Esperei até dez para as seis para voltar à agropecuária,
e descobri que TODOS os animais que estavam lá para doação, naquele dia, tinham
arranjado dono e ido embora – todos menos um cachorrinho que estava abandonado
lá no canto de uma jaula, abanando um rabinho que parecia um fio de lã preta do
tamanho de um dedinho de bebê – foi um momento mágico, aquele, quando peguei
Atahualpa no colo, embrulhei-o num florido pano vermelho e fui com ele até o
carro, mostrando-lhe o que havia ali por fora e começando nossa primeira
conversa:
–
Olha só, Atahualpa, veja como o mundo é grande! – e fui me exibir com ele para a
minha amiga Dina, perto dali.
Era
seis de dezembro, dia de São Nicolau, importante dia da minha cultura, quando as
crianças colocam o sapato na janela para ganhar chocolates, balas e castanhas de
São Nicolau. Para mim, era como se eu tivesse botado o sapato na janela
também!
Nos
dias seguintes, descobri o quanto Atahualpa era fraquinho, como estava doente,
com desinteria, e houve momentos em que entrei em pânico, porque o Natal se
aproximava e os veterinários estavam saindo de férias e os hoteizinhos estavam
lotados por causa dos feriados e eu tinha que ir para Florianópolis lançar um
livro, e então Atahualpa ficou mal mesmo, e consegui um veterinário que o
atendeu – e desfez toda aquela bobagem de que cachorro moderno só pode comer
ração: mandou-me para casa dar-lhe arroz com frango, aos pouquinhos, para que
ele não vomitasse de novo. Fui para a cozinha com o coração na mão, e quando
ficou pronto aquela comida nova, ele a devorou com tal ferocidade, e ficou
latindo e me olhando com tal ódio por não lhe dar tanto quanto queria, que até
hoje lembro dos seus olhinhos negros tão cheios de indignação e raiva que pensei
que poderiam me matar.
Aos
pouquinhos, ele foi melhorando, mas foi só a 24 de dezembro, manhã de Natal, que
acho que ele ficou bom. Levei-o a dar uma voltinha na calçada, e de repente ele
encontrou um grande pedaço de lingüiça abandonada em algum lugar, e
apoderando-se dela, rosnou para mim e mostrou-me os dentes, e fugiu com a
lingüiça para debaixo de um automóvel, e lá, esbarrando no meu desespero,
devorou aquela lingüiça toda num instante, deixando-me morta de preocupação,
lembrando das lingüiças com veneno que gente malvada espalha por aí para matar
cachorrinhos incautos. Voltei com ele para casa para poder observá-lo: se ele
comera veneno, logo começaria a passar mal, e haveria que correr ao veterinário
para abreviar a sua agonia, mas o dia passou e nada aconteceu.

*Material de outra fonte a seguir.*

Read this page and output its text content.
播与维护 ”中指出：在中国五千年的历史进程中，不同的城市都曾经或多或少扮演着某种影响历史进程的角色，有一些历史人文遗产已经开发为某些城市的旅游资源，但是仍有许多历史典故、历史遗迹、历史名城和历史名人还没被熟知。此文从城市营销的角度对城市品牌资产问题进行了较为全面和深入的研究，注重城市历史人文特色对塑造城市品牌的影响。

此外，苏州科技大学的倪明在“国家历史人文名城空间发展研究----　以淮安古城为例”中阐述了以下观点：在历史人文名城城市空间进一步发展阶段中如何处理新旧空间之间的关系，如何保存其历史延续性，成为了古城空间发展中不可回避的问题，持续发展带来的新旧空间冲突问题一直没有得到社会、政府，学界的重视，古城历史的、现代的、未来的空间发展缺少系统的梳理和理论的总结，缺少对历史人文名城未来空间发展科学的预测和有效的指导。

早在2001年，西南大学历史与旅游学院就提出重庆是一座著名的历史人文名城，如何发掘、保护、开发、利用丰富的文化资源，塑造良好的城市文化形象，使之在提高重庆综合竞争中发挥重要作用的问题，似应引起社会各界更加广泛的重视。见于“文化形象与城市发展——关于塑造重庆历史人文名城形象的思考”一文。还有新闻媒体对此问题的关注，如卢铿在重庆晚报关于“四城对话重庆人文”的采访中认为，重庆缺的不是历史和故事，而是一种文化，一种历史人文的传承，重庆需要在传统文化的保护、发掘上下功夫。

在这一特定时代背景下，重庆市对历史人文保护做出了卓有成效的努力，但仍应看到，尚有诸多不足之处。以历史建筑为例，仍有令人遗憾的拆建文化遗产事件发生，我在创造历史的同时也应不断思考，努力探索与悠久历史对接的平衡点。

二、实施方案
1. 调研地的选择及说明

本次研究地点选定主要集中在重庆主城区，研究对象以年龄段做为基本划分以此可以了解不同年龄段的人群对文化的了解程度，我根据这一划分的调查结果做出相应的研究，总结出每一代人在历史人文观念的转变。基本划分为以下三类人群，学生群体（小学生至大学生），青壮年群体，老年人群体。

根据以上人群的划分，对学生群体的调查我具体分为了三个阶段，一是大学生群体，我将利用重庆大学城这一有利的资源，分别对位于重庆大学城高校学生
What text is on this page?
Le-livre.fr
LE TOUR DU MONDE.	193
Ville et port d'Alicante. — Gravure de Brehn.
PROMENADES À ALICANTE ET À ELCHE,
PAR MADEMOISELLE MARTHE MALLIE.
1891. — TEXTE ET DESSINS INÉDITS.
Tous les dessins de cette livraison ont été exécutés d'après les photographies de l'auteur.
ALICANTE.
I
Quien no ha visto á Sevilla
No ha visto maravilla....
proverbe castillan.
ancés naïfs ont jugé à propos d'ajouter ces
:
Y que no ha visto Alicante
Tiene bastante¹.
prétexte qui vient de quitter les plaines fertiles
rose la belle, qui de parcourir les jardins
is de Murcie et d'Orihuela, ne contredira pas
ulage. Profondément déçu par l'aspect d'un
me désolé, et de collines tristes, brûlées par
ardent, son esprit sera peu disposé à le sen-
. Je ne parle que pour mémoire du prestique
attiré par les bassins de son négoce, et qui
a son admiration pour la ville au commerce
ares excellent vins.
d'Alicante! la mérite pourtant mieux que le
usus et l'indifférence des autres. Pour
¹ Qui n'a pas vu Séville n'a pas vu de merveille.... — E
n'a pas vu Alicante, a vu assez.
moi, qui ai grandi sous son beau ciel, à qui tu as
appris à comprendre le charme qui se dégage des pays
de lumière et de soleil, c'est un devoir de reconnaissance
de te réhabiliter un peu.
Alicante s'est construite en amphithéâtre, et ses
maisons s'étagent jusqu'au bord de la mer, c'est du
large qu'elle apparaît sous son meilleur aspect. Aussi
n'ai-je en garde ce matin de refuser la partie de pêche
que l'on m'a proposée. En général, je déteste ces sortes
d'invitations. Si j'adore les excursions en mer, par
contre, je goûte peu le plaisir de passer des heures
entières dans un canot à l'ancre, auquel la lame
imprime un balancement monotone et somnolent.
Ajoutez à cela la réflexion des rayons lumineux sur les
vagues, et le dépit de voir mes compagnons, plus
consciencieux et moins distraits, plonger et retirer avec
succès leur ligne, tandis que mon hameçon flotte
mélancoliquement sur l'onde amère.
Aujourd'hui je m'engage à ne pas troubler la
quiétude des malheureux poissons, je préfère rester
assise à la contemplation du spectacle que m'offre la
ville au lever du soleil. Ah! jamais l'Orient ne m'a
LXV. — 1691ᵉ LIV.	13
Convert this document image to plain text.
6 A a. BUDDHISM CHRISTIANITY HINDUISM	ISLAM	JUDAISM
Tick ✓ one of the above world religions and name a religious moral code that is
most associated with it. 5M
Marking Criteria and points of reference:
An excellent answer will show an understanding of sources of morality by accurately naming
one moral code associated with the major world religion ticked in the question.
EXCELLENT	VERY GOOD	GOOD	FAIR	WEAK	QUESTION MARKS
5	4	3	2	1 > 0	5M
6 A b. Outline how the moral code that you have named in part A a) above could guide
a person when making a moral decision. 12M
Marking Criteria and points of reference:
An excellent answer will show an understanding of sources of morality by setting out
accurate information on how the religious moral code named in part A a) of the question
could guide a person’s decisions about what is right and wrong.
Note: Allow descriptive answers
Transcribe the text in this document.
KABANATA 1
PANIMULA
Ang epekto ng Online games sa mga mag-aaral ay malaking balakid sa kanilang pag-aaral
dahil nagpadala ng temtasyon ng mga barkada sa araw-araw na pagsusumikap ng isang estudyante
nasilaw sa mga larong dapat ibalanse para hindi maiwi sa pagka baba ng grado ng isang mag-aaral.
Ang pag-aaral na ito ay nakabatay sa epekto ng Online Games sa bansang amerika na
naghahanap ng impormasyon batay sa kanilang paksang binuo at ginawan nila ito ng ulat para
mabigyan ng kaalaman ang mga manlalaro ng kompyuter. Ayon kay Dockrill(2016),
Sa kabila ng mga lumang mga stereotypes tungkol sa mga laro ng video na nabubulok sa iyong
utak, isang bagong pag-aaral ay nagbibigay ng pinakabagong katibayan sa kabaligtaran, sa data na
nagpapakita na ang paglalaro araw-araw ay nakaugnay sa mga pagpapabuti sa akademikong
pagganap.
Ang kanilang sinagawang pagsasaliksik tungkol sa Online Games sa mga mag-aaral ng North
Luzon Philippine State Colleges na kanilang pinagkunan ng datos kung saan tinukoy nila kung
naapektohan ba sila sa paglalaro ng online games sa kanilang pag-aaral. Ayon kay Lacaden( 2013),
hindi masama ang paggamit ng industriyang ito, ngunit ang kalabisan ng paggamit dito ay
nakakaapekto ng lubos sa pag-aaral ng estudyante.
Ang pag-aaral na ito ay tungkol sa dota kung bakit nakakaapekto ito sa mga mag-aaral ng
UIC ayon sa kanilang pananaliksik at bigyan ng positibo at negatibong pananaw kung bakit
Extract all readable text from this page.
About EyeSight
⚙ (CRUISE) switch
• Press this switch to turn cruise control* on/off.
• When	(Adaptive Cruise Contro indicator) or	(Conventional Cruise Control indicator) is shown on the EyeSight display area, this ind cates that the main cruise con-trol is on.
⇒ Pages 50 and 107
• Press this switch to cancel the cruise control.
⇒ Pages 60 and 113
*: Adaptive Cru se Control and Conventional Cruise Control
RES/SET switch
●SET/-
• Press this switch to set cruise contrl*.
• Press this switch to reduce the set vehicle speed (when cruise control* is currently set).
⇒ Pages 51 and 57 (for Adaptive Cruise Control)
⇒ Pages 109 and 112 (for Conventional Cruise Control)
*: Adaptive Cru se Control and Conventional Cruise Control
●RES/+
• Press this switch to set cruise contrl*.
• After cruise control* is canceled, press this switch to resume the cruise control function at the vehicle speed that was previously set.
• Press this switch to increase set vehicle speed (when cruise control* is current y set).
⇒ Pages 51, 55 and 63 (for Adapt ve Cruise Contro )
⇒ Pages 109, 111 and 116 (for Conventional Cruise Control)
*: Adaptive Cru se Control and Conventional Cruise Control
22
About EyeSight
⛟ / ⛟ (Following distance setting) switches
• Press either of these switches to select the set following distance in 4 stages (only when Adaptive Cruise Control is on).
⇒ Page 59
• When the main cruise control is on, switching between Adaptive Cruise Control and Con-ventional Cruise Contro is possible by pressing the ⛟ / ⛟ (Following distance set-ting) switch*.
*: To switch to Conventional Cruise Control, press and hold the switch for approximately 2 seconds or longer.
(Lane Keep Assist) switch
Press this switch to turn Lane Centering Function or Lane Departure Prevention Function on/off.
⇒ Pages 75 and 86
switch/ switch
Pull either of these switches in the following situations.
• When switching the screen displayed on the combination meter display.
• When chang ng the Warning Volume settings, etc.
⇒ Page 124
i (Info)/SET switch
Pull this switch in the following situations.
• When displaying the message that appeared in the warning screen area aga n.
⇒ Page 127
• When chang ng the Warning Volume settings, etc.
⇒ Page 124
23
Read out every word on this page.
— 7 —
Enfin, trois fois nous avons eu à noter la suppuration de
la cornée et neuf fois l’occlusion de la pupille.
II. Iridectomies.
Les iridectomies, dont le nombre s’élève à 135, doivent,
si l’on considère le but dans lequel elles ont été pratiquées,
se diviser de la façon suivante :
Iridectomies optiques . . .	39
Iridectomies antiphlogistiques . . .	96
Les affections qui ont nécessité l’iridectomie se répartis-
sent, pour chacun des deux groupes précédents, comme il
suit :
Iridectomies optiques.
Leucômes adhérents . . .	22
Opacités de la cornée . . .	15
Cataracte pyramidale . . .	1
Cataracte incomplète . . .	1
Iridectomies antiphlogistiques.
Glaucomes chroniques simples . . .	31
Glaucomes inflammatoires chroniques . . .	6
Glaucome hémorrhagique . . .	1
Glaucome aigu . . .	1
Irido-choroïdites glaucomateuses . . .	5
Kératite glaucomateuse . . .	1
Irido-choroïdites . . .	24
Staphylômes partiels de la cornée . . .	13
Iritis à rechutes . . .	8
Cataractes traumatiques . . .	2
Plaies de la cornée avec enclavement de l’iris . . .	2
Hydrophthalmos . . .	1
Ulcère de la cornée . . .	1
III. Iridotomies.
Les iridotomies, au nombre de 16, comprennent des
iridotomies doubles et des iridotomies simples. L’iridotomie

Então, naquela noite de Natal, eu tinha que ir a duas
festas, e deixei meu cachorrinho comer tanto churrasco, banha e lingüicinha
quisesse, e depois disso ele nunca mais ficou doente. Faz pouco mais de três
meses que está comigo – não passava de um bife, quando veio – tinha 800 gramas e
um rabinho de fiapo de lã. Agora é Páscoa, e virou um rabudo de palmo e meio de
rabo tão grosso quanto o meu polegar, e nesta semana estava pesando seis quilos,
e desenvolvi músculos novos nos braços de tanto carregá-lo para atravessar as
ruas e coisas assim. Está com cinco meses, e não imagino o quanto ainda irá
crescer. Que parceria que fomos arranjar, não,
Atahualpa?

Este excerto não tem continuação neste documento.